NEO-NATIONALISM’S PREMISES &
CONTENTIONS / Generate wealth from both external and domestic markets
Erle Frayne D. Argonza
Various stakeholders in
the past were divided along the question of what should be the driver of growth
& development (demand-side discourse): the external, or internal market?
The followers of the ‘externalists’ were the ones behind the export-oriented
development strategy, whose rationalizations for massive exports were quite
poor recycles of the mercantilist contention that wealth should be produced
more from out of the external markets (colonies during the time of empires).
The ‘internalists’ were the ones behind import-substitution strategies, whose
rationalizations were poor photocopies of Keynesian demand-side formulations.
In today’s context, it
is wiser to view both the external and domestic markets as synergistic spheres
for accumulating national wealth and meeting head-on the demands for delivering
welfare. The external market discourse can work only in circumstances where a
domestic demand has failed to develop, which in our case was the pre-1990s
economy.

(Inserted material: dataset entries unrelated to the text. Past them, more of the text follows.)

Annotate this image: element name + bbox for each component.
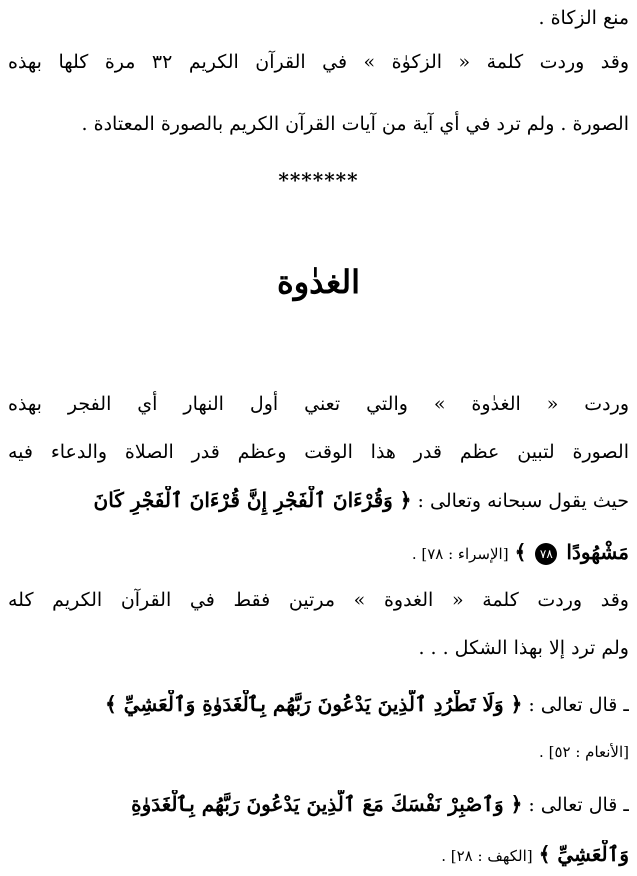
- quran-verse-kahf-part1: ﴿ وَٱصْبِرْ نَفْسَكَ مَعَ ٱلَّذِينَ يَدْعُونَ رَبَّهُم بِٱلْغَدَوٰةِ: [131, 792, 523, 816]
- verse-reference-isra: [الإسراء : ٧٨] .: [411, 545, 509, 563]
- quran-verse-anam: ﴿ وَلَا تَطْرُدِ ٱلَّذِينَ يَدْعُونَ رَبَّهُم بِٱلْغَدَوٰةِ وَٱلْعَشِيِّ ﴾: [105, 692, 523, 716]
- quote-kahf-intro: ـ قال تعالى :: [528, 794, 629, 816]
- quran-closing-bracket: ﴾: [514, 540, 527, 564]
- text-line-3: الصورة . ولم ترد في أي آية من آيات القرآن الكريم بالصورة المعتادة .: [81, 113, 629, 135]
- text-line-2: وقد وردت كلمة « الزكوٰة » في القرآن الكريم ٣٢ مرة كلها بهذه: [8, 51, 629, 73]
- paragraph-line-1: وردت « الغدٰوة » والتي تعني أول النهار أي الفجر بهذه: [8, 393, 629, 415]
- quote-line-kahf-2: [8, 840, 629, 870]
- quote-line-kahf: [8, 790, 629, 819]
- verse-reference-anam: [الأنعام : ٥٢] .: [539, 743, 629, 761]
- section-divider-stars: *******: [278, 168, 359, 192]
- paragraph-line-3-text: حيث يقول سبحانه وتعالى :: [417, 490, 629, 512]
- paragraph-line-2: الصورة لتبين عظم قدر هذا الوقت وعظم قدر الصلاة والدعاء فيه: [8, 441, 629, 463]
- quran-verse-isra-part1: ﴿ وَقُرْءَانَ ٱلْفَجْرِ إِنَّ قُرْءَانَ ٱلْفَجْرِ كَانَ: [93, 488, 412, 512]
- paragraph-line-4: [8, 538, 629, 568]
- section-heading: الغدٰوة: [276, 263, 361, 301]
- quran-verse-kahf-part2: وَٱلْعَشِيِّ ﴾: [538, 842, 629, 866]
- aya-number-badge: ٧٨: [535, 543, 557, 565]
- quote-line-anam: [8, 690, 629, 719]
- quote-anam-intro: ـ قال تعالى :: [528, 694, 629, 716]
- quran-verse-isra-part2: مَشْهُودًا: [566, 540, 629, 564]
- paragraph-line-5: وقد وردت كلمة « الغدوة » مرتين فقط في القرآن الكريم كله: [8, 589, 629, 611]
- paragraph-line-6: ولم ترد إلا بهذا الشكل . . .: [418, 637, 629, 659]
- paragraph-line-3: [8, 486, 629, 515]
- text-line-1: منع الزكاة .: [538, 7, 629, 29]
- verse-reference-kahf: [الكهف : ٢٨] .: [441, 847, 533, 865]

By the late 1990s, it was clear that a significant change had taken
place on the demand side of our economy, as folks were buying a lot of articles
of commerce at a time of crisis. The middle class population is rising relative
to the entire population, whose households’ needs have become more
differentiated and have leaped beyond the bounds of ‘rice-and-galunggong’
expenditures. Today, Filipino families purchase around fifty-three percentum
(53%) of their household needs from supermarkets, malls and large retail
centers, even as the wet markets and sari-sari stores are declining in
importance. These changes are real, and we cannot be blind to them by
continuing to harp on an export-driven growth.
We must then fast-track
large-scale redistribution schemes, such as to witness the rise in purchasing
powers of our own people. This cannot be done outright during the next three
(3) years, as we face a fiscal dilemma of crisis proportions. But beyond 2007
lies new opportunity fields. The fiscal route to stabilization will have been
solidly achieved by then, and the nation can embark on more ambitious endeavors
aimed at increasing incomes, reducing unemployment and poverty and increasing
domestic consumption.
As the domestic market
catches up in stabilizing the economy and producing national wealth,
stakeholders shouldn’t be remiss in improving the competitiveness of our export
products. Our great advantage is that we have ample supplies of skilled labor,
with wages still relatively low. The power sector is also quite rich in supply
of electricity, even as new projects are now being planned to neutralize
possible supply problems in the short run. Hopefully, power supply would stabilize
and electricity cost would decrease, contributing thus to rendering our
exportable articles more competitive enough. Save for capital goods and
petroleum, large volumes of which our producers continue to import, the other
factors of production are within our hands to control and manipulate, inclusive
of rent and interest rate. It is hereby argued that, with such factors
controllable enough, we can optimize conditions for rendering our exportable
articles maximally competitive and continue to permit the external market to be
a source of substantial wealth. What more if we produce all of our essential
capital goods, thus further bringing down the cost of production, given that
the price of other factor inputs also go down?
[From: Erle Frayne D.
Argonza, “New Nationalism: Grandeur and Glory at Work!”. August 2004. For the Office of External Affairs –
Political Cabinet Cluster, Office of the President, Malacaňan Palace.]